Il marasma di contenuti che la pellicola contiene è eccessivo per un film che deve avere una durata costringente, lo stesso finale, che apre a molteplici interpretazioni ogni singola scena vista, finisce per essere ridotto ad un banale atto conclusivo di qualcosa che meriterebbe una spiega più approfondita.

 

Jordan Peele prova così a realizzare un horror partendo dalle paure più infime dell’essere umano, rafforzandole con connessioni bibliche e storie realmente accadute (le persone vestite di rosso che si tengono per mano ricordano non poso l’evento del 1985 Hands Across America) affinché anche il più misero accenno di timore si possa radicare nel profondo e dare benzina e fuoco ad una miccia innescata già dalle prime sequenze.

 

Se le intenzioni sono però ben esplicite, molto si disperde nell’atto della realizzazione.
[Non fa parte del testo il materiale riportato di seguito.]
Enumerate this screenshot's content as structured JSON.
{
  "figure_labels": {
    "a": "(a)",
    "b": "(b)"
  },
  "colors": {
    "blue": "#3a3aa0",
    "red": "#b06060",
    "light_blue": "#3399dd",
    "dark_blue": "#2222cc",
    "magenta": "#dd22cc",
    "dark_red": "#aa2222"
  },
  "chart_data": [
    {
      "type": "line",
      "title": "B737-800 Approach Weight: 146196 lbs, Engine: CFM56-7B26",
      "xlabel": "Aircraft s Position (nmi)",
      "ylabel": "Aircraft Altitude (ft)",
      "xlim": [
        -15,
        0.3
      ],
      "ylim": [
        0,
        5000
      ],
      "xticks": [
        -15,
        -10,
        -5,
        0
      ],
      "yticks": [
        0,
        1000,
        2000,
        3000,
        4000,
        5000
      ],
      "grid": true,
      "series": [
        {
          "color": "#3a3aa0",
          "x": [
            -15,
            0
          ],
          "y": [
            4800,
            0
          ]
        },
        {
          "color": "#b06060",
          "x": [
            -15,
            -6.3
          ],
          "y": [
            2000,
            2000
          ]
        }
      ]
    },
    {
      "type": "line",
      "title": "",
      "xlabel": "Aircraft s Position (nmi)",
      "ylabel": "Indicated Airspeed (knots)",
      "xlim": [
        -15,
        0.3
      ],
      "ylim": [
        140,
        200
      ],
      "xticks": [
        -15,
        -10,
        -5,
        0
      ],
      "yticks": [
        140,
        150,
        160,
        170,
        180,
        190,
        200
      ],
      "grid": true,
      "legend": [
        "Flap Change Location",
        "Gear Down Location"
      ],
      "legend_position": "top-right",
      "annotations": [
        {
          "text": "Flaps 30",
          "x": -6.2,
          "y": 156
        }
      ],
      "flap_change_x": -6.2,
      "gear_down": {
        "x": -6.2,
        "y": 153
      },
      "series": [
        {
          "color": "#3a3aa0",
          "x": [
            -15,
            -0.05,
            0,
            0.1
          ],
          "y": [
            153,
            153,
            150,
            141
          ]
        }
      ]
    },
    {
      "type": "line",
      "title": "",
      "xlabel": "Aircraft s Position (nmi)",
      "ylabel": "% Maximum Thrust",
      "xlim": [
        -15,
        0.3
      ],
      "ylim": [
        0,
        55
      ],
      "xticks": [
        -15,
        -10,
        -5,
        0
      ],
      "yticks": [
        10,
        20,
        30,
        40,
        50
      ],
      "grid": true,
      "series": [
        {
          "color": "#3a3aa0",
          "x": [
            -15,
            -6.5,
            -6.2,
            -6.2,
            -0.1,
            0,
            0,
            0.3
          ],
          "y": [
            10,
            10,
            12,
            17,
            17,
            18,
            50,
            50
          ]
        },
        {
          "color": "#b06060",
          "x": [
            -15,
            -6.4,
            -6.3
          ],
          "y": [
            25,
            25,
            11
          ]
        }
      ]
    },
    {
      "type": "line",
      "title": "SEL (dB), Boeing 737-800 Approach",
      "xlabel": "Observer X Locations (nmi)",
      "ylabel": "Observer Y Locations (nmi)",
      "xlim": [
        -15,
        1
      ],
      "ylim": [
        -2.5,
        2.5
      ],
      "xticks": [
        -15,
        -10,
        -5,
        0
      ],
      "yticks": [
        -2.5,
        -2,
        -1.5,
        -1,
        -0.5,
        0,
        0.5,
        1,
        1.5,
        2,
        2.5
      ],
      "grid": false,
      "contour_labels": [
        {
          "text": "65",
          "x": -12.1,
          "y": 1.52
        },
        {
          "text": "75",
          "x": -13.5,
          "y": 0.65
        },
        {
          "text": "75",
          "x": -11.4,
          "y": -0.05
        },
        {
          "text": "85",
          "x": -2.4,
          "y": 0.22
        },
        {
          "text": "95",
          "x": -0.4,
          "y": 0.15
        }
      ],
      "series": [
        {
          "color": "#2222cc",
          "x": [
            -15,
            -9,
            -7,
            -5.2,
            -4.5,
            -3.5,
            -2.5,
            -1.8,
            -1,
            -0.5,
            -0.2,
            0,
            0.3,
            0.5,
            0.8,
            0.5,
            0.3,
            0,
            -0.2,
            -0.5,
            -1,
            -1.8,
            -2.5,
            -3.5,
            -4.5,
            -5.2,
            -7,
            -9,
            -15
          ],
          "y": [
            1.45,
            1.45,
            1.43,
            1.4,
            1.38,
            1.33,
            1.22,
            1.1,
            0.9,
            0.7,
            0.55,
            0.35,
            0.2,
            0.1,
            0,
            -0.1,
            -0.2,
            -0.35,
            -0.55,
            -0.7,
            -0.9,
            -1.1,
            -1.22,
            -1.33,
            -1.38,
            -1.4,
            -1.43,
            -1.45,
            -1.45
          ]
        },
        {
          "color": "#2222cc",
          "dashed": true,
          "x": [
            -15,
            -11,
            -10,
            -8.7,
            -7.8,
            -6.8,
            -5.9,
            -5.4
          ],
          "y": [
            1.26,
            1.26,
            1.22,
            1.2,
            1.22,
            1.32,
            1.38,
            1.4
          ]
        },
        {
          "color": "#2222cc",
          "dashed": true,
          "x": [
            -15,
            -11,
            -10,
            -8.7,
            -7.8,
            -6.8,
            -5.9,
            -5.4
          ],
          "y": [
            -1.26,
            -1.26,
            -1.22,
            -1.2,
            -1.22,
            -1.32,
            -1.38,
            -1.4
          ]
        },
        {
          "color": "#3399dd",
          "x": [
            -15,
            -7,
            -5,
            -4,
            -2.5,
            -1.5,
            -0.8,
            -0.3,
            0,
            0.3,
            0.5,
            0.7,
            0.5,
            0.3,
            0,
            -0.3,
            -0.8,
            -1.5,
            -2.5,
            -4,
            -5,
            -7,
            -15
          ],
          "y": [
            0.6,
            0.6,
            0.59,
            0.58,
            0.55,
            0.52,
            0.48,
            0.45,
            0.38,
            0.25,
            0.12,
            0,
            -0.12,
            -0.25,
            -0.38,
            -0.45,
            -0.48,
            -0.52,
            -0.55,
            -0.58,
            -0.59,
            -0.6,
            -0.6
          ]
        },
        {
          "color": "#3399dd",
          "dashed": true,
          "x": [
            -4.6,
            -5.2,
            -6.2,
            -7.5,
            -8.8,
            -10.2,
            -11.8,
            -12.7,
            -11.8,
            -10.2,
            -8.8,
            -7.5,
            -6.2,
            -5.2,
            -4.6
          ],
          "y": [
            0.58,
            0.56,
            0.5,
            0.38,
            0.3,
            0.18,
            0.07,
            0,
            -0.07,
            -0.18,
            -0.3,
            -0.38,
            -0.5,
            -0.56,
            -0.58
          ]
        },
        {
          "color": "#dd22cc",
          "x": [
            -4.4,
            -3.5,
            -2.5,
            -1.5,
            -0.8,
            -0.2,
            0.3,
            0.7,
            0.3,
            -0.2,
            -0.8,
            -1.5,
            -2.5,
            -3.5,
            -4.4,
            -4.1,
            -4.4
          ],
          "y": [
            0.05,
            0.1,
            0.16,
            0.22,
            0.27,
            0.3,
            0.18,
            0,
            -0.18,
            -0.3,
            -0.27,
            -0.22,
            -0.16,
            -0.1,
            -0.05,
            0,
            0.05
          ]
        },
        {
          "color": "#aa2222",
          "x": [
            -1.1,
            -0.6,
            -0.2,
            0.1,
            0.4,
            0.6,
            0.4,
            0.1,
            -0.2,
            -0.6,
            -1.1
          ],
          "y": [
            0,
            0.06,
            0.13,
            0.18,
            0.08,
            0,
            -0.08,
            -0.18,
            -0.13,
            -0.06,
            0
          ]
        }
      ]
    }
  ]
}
Non capendo molto di ciò che vediamo, almeno non fino al finale in parte rivelatorio, la realizzazione di Peele più che una pellicola sembra un atto dimostrativo, un’opera d’arte astratta che a volte disturba per l’ennesimo estremo tentativo di voler dire senza mostrare.

 

Pur avendo quasi sempre bocciato tutte quelle pellicole di cui devo andarmi a ricercare il senso che hanno dietro, e ovviamente non parlo di quelle costruite su una valida sceneggiatura che lasciano libera l’interpretazione ma piuttosto di quelle, come appunto Us o piuttosto Get Out, che volutamente escludono pezzi di narrazione con l’intento di affascinare maggiormente chi guarda, senza rendersi conto di creare una confusione irritante, stavolta sarei ingiusta se bocciassi a pieni voti l’opera di Peele che per quanto scomposta possiede il fascino (molto più di Get Out) dei thriller mal scritti ma ben montati.